Jan Morris: A Life by Sara Wheeler – Review

By Barney Bardsley
What an impossible task it is, to write a biography of a famous person. Hard enough to get a grip on one’s own life, let alone to dive under someone else’s skin and offer an accurate summation of their life and works. Sara Wheeler has done a valiant job here, with 355 pages of painstaking details and biographical revelations. But she has set herself a particularly daunting task, by choosing the eccentric, contradictory, and immensely puzzling figure of renowned travel writer, Jan Morris, as her subject. And if one is left feeling strangely unsatisfied at the end – with the charismatic, secretive Morris as elusive as ever – then I cannot imagine that any other biographer could have done it better.
Jan Morris was a prodigious writer of travel books for many decades throughout the 20th century, choosing as her subject matter vast themes, such as the rise and fall of the British Empire in Pax; the melancholic allure of the eponymous Venice; and the collision of past and present, with ever-changing geo-political boundaries, in Trieste. Through all her great works runs a seam of longing and evanescence: the glory of times past, the uncertainty and blurred horizons of present and future. This attitude very much mirrors Morris’s own shifting sense of self, and of her place in the world, which is what makes her such a fascinating writer – and, at the same time, an utter enigma. Morris, both in her extravagant life and her equally exuberant writing style, simply refuses to be pinned down. The biographer does her best here – but the butterfly inevitably escapes the wheel.

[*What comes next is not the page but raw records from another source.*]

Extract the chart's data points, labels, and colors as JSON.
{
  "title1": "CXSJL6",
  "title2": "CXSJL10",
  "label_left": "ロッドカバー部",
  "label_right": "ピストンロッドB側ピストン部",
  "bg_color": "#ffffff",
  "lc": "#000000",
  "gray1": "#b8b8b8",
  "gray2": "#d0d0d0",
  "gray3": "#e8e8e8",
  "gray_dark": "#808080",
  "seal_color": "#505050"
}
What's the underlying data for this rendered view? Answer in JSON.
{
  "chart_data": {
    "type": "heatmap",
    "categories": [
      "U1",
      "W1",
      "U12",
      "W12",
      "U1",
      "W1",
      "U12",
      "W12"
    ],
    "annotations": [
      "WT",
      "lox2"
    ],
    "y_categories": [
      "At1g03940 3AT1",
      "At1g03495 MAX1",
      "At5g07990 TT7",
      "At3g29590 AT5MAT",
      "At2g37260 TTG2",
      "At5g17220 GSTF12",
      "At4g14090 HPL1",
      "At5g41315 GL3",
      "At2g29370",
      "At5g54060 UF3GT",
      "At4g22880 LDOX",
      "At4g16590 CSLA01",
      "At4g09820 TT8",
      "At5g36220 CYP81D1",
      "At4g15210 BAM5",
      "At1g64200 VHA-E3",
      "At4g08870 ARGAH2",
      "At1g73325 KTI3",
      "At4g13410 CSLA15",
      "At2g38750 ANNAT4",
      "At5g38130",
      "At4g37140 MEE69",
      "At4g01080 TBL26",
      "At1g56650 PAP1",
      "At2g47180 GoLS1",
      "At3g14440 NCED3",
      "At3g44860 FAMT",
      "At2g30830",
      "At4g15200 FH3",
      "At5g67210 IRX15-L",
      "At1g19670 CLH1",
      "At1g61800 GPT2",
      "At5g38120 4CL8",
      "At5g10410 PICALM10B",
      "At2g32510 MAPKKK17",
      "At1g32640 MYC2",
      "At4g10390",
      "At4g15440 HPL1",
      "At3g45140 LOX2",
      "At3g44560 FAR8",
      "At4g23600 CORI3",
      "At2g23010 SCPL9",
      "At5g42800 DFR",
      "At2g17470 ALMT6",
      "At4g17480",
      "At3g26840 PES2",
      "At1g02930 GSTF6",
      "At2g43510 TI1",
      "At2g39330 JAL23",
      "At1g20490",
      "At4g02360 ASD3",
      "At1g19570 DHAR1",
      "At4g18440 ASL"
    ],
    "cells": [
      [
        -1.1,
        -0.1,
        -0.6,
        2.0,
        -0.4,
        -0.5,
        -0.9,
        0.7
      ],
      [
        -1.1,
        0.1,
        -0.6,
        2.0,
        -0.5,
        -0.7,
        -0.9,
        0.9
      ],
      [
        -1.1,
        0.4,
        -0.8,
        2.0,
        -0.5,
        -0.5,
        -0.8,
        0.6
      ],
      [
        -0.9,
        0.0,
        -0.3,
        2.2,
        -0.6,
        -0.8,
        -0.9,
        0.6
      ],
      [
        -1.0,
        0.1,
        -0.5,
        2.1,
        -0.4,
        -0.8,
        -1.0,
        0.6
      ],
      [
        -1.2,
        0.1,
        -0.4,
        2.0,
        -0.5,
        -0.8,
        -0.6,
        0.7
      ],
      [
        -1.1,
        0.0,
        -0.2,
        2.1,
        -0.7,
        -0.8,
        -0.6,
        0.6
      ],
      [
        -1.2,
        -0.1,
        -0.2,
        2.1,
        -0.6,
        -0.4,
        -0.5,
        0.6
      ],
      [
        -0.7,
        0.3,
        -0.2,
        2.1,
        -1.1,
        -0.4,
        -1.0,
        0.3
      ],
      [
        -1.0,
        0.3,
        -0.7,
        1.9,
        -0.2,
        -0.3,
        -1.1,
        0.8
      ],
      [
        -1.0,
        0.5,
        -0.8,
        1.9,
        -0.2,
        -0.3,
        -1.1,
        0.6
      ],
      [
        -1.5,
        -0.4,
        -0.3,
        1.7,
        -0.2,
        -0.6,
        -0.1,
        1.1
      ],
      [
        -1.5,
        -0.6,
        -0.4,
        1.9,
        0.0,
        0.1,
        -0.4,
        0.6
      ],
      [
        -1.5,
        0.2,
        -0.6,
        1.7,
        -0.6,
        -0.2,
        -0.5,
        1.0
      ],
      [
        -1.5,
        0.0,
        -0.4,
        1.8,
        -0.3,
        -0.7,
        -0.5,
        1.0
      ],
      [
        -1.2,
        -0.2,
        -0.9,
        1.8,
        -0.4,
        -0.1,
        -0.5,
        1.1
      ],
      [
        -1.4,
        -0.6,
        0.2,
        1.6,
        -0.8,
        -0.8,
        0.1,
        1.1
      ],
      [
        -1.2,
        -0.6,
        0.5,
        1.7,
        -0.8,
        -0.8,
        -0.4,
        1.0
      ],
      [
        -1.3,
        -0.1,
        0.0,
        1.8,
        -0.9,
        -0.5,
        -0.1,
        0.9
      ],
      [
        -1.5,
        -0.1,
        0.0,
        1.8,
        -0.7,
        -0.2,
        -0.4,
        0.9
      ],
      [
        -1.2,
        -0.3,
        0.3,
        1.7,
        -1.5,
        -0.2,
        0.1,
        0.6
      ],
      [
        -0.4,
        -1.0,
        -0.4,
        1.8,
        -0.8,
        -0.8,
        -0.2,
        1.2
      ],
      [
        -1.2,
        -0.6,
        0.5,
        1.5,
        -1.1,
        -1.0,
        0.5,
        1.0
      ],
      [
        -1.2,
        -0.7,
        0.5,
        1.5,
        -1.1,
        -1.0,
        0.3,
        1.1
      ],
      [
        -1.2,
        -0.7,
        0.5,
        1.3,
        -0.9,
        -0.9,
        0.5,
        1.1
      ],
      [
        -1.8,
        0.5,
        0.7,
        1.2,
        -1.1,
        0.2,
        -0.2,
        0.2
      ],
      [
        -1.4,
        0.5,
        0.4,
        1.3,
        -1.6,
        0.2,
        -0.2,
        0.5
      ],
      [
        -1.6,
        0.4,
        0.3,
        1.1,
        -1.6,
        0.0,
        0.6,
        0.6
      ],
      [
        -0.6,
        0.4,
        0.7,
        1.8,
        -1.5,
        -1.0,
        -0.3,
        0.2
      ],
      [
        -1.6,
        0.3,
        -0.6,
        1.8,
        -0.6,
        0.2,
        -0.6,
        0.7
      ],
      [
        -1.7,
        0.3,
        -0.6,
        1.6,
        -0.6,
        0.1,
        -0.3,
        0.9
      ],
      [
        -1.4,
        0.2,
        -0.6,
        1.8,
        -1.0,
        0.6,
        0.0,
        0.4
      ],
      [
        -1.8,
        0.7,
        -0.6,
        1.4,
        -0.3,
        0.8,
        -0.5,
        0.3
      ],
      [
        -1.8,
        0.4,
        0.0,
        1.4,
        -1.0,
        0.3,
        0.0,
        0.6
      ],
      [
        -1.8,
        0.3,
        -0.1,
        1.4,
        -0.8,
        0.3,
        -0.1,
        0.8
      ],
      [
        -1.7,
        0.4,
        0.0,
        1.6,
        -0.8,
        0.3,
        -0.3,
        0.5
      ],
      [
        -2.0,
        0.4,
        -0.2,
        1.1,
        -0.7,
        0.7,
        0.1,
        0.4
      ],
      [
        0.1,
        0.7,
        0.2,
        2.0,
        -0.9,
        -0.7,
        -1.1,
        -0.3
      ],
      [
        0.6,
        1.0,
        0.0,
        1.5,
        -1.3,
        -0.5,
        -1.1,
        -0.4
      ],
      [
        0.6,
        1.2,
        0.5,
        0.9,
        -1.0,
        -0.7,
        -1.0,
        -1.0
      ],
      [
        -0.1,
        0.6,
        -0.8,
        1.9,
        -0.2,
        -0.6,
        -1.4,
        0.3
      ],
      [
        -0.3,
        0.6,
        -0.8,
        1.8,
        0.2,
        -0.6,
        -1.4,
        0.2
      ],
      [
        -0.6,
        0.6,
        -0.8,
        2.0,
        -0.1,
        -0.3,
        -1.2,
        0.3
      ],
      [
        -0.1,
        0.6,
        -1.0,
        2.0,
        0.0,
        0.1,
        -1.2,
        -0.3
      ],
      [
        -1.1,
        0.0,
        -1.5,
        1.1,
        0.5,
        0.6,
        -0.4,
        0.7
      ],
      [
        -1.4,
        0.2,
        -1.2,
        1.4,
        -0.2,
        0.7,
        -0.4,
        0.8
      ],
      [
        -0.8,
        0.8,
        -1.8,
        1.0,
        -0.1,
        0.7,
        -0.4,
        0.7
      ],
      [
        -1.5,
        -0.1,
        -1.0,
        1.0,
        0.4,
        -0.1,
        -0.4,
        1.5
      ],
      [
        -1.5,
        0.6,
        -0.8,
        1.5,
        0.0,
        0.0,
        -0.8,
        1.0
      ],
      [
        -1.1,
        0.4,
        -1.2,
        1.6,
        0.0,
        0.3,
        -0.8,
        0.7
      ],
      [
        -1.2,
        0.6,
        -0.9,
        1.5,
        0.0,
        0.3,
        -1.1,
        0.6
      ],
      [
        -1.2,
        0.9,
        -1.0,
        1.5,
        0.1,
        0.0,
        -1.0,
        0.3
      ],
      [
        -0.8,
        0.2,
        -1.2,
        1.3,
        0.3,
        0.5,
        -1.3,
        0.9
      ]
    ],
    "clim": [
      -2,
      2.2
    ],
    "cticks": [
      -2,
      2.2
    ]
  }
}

Jan Morris started life as James Morris, a dashing young man, with a love of the military, and of sporting adventure. It was James who first reported the conquest of Everest in 1953, having been part of the expedition himself. He then seemed to be present at many of the major flashpoints in 20th century, from the Suez Crisis to the rise – and fall – of the Berlin Wall. He travelled extensively and compulsively, all over the world, with a particular love for Cairo and the Middle East, and he forged, early on, a successful and loving marriage with the long suffering Elizabeth. He fathered four children with her, and worked tirelessly to support them all by producing phenomenal amounts of newsprint and published works, throughout his long and restless career.
But James was deeply uncomfortable living as a man. From early on in life he knew that “he” would much rather live as a “she”. This was a difficult and lonely road to travel, since transitioning from male to female was still largely taboo at that time, and almost impossible to navigate without scorn and opprobrium. Morris faced plenty of both, throughout a long, complicated life, but – with enormous courage and determination – still undertook the perilous route of “sex change” surgery at 46 years old. Despite the bucketloads of pills, the sickness caused by the drugs, and the pain and discomfort of the surgery itself, Morris never once regretted her decision.
“Extraordinary and complicated life”

In fact, the real hero figure in this story, to which Morris often attests, is Elizabeth, who kept the home fires burning whilst Jan gallivanted around the world, and never once faltered in her love for her erstwhile husband. But if she were a willing partner in all this, it was the children who really suffered. For all her gifts and strengths, Morris seems to have been a neglectful – sometimes even cruel – parent. Sara Wheeler treads very cautiously when revealing this part of the story. She slips in direct quotes from eldest son Mark and only daughter Suki, but refrains from direct condemnation, preferring instead to offer enough oblique references to give the reader a good idea of the dark shadows that lay at the heart of Jan Morris’s life.
In her final years, Morris became a fervent Welsh nationalist (her father was Welsh) and she settled in Wales for many happy years. Even when her globetrotting days began to dwindle, she continued to mix with the glamorous, the great and the good. She regarded Pax – the trilogy on the British Empire – as her highest achievement, but it is perhaps Conundrum, her short, groundbreaking account of her transition from male to female, which is the most honest and striking of all her great and glittering books.
Sara Wheeler, herself a prolific travel writer, has given us a welcome glimpse into the extraordinary and complicated life of Jan Morris, but in the end, to understand and appreciate her fully, one must go directly to the source, and read her in her own words. If new to the woman and the work, start with Conundrum and go from there, for in many ways, this strange and powerful little book is the key to it all.